Il conflitto accade in un contesto internazionale fragilizzato e reso instabile dalla criminale e politicamente folle aggressione russa all’Ucraina e l’ubiquo espansionismo cinese. Quello regionale non è migliore dove molti stati potrebbero essere tranquillamente definiti ‘stati falliti’ e anche l’Occidente ha poche opzioni e quelle messe in opera sono fallite (si pensi al nulla politico della conferenza internazionale per il debito sudanese, organizzata in Francia nel 2020 per alleviare a fior di nuovi prestiti e cancellazione di quelli vecchi).

Il futuro è incerto in quanto, chiunque sia il vincitore della tenzone in corso: restano aperti molti interrogativi legati sia alle vere intenzioni dei leaders e i loro futuri progetti (e/o di coloro che li sostengono), oltre alla affidabilità di taluni partners locali.

1 L’UNISFA era un unicum nel panorama delle operazioni di peacekeeping.

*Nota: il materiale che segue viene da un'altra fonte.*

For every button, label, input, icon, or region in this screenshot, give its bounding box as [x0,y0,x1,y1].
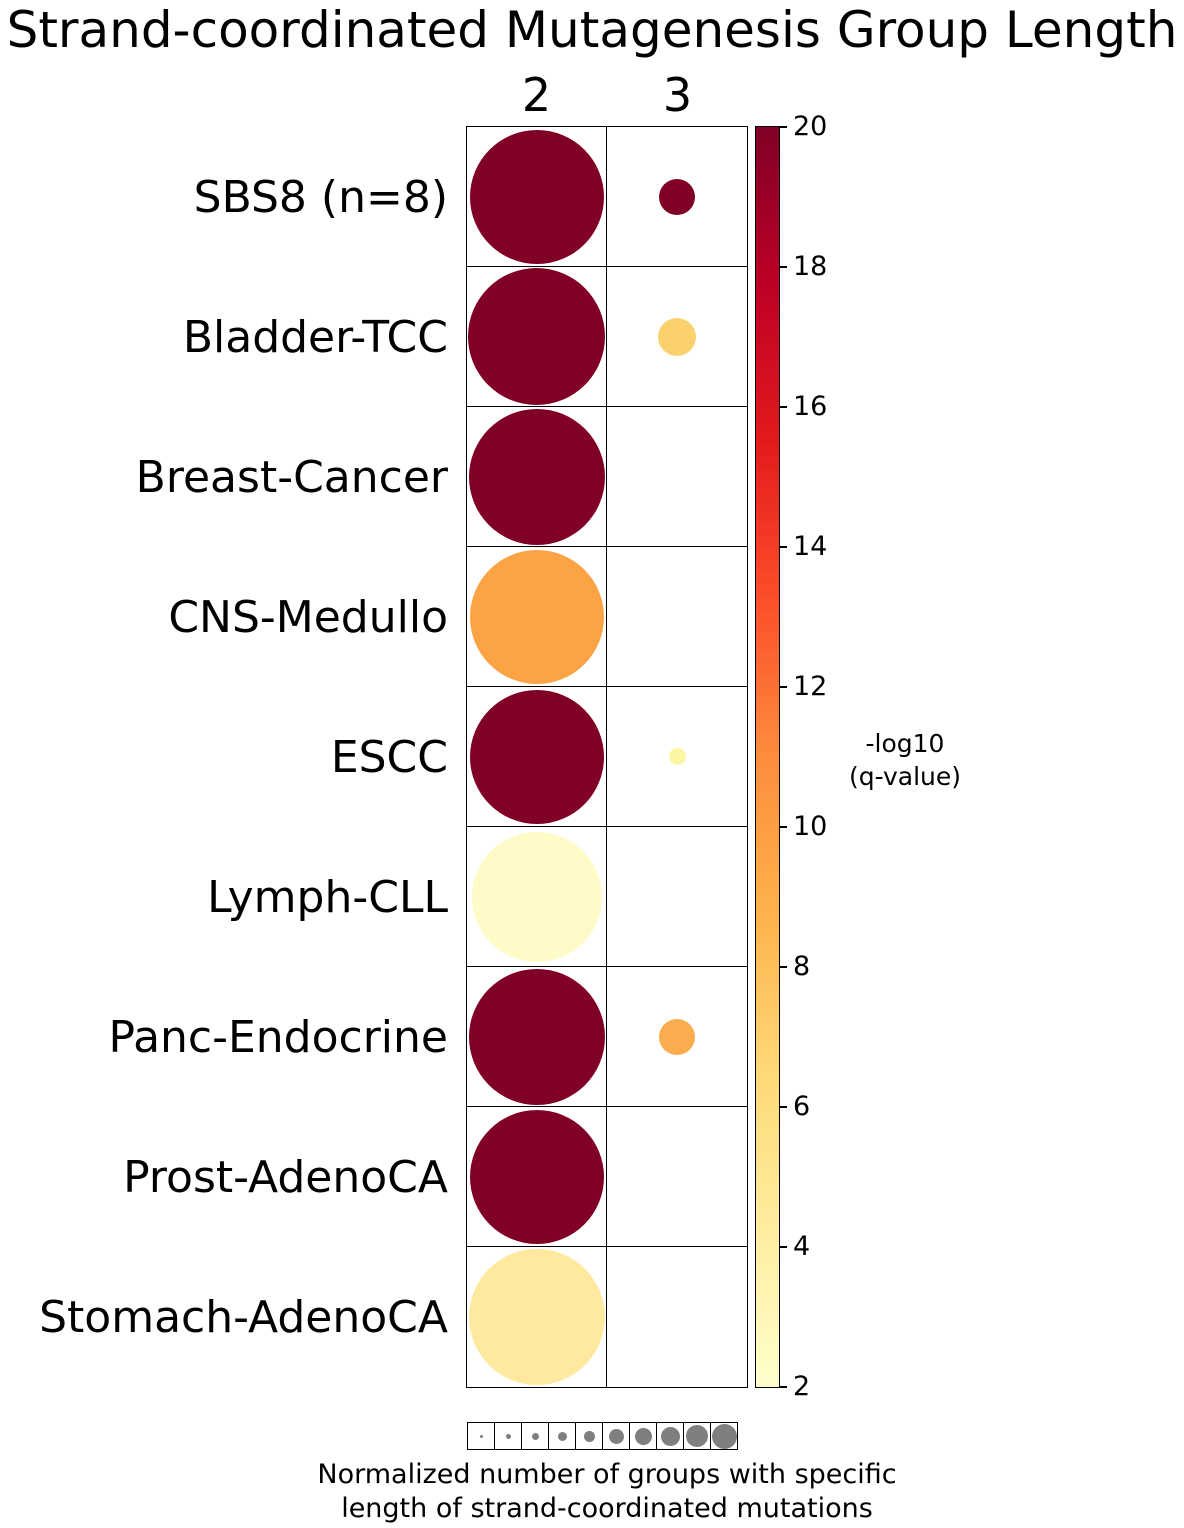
grid-cell [467,547,607,687]
colorbar-tick [780,686,787,688]
row-label: Bladder-TCC [182,311,448,363]
grid-cell [607,967,747,1107]
size-legend-circle [505,1433,511,1439]
size-legend-circle [608,1428,624,1444]
size-legend-box [521,1422,549,1450]
size-legend [467,1422,738,1450]
row-label: Stomach-AdenoCA [39,1291,448,1343]
size-legend-circle [557,1431,567,1441]
colorbar-tick [780,1246,787,1248]
grid-cell [607,547,747,687]
colorbar-tick-label: 14 [793,531,828,562]
colorbar-tick-label: 8 [793,951,811,982]
size-legend-circle [634,1427,652,1445]
bubble [469,549,604,684]
caption-line2: length of strand-coordinated mutations [341,1492,873,1524]
size-legend-box [683,1422,711,1450]
grid-cell [467,1107,607,1247]
size-legend-box [494,1422,522,1450]
chart-title: Strand-coordinated Mutagenesis Group Len… [6,1,1178,59]
row-label: SBS8 (n=8) [193,171,448,223]
grid-cell [607,1247,747,1387]
grid-cell [607,407,747,547]
colorbar-tick-label: 16 [793,391,828,422]
grid-cell [467,267,607,407]
colorbar-tick-label: 18 [793,251,828,282]
bubble [468,268,605,405]
size-legend-box [575,1422,603,1450]
colorbar-tick-label: 20 [793,111,828,142]
colorbar-gradient [755,126,780,1388]
size-legend-circle [583,1430,595,1442]
caption-line1: Normalized number of groups with specifi… [317,1459,897,1490]
row-label: Panc-Endocrine [108,1011,448,1063]
grid-cell [607,127,747,267]
size-legend-box [710,1422,738,1450]
colorbar-tick-label: 4 [793,1231,811,1262]
size-legend-box [602,1422,630,1450]
column-header-2: 2 [521,68,552,122]
colorbar-title-line2: (q-value) [848,761,961,791]
row-label: Lymph-CLL [207,871,448,923]
bubble [668,748,686,765]
size-legend-box [548,1422,576,1450]
row-label: CNS-Medullo [168,591,448,643]
colorbar-tick-label: 12 [793,671,828,702]
colorbar-tick [780,546,787,548]
bubble [471,831,602,962]
colorbar-title-line1: -log10 [865,729,945,758]
size-legend-box [629,1422,657,1450]
bubble [469,689,604,824]
size-legend-circle [686,1425,708,1447]
colorbar-tick [780,826,787,828]
size-legend-circle [531,1432,539,1440]
bubble-grid [466,126,748,1388]
colorbar-tick [780,126,787,128]
colorbar-tick [780,406,787,408]
colorbar-tick-label: 10 [793,811,828,842]
grid-cell [467,687,607,827]
size-legend-circle [660,1426,680,1446]
grid-cell [607,827,747,967]
size-legend-box [467,1422,495,1450]
bubble [468,1249,605,1385]
bubble [469,1109,604,1244]
grid-cell [467,827,607,967]
grid-cell [467,127,607,267]
bubble [468,408,605,545]
colorbar-tick [780,266,787,268]
grid-cell [607,267,747,407]
grid-cell [467,967,607,1107]
colorbar-tick [780,1386,787,1388]
row-label: Breast-Cancer [135,451,448,503]
colorbar-title: -log10 (q-value) [830,728,980,793]
colorbar: 20 18 16 14 12 10 8 6 4 2 [755,113,1015,1400]
bubble [659,1018,695,1055]
size-legend-caption: Normalized number of groups with specifi… [257,1458,957,1526]
size-legend-box [656,1422,684,1450]
bubble [469,129,604,264]
bubble [468,968,605,1105]
colorbar-tick-label: 2 [793,1371,811,1402]
grid-cell [467,407,607,547]
grid-cell [607,1107,747,1247]
grid-cell [467,1247,607,1387]
size-legend-circle [479,1434,483,1438]
column-header-3: 3 [662,68,693,122]
row-label: ESCC [330,731,448,783]
bubble [659,178,695,215]
size-legend-circle [711,1423,737,1449]
colorbar-tick [780,1106,787,1108]
grid-cell [607,687,747,827]
row-labels: SBS8 (n=8) Bladder-TCC Breast-Cancer CNS-Me… [0,127,456,1387]
colorbar-tick [780,966,787,968]
row-label: Prost-AdenoCA [123,1151,448,1203]
bubble [658,317,696,356]
colorbar-tick-label: 6 [793,1091,811,1122]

Infatti era sino al 2021 una operazione a quasi esclusiva presenza etiope e un piccolo staff multinazionale. Questa unicità era il risultato di un complesso negoziato e, sebbene mal visto dal Palazzo di Vetro, che predilige le operazioni multinazionali, messo in opera. Le truppe etiopiche (circa una brigata) incaricate di pattugliare l’area ricca di petrolio e in attesa di essere aggiudicata o a Karthoum o a Juba, o essere spartita, come appare più probabile, ha visto la progressiva partenza delle truppe di Addis Abeba, richiamate per fare fronte alla crisi nel Tigrai (e quella che si annuncia nell’Amhara) e sono state sostituite da truppe di paesi che usualmente forniscono ‘caschi blu’: ghanesi, indiani, bengalesi, pakistani, con la interessante novità di vietnamiti e quella, sempre più consolidata nelle operazioni di pace dell’ONU, di militari cinesi.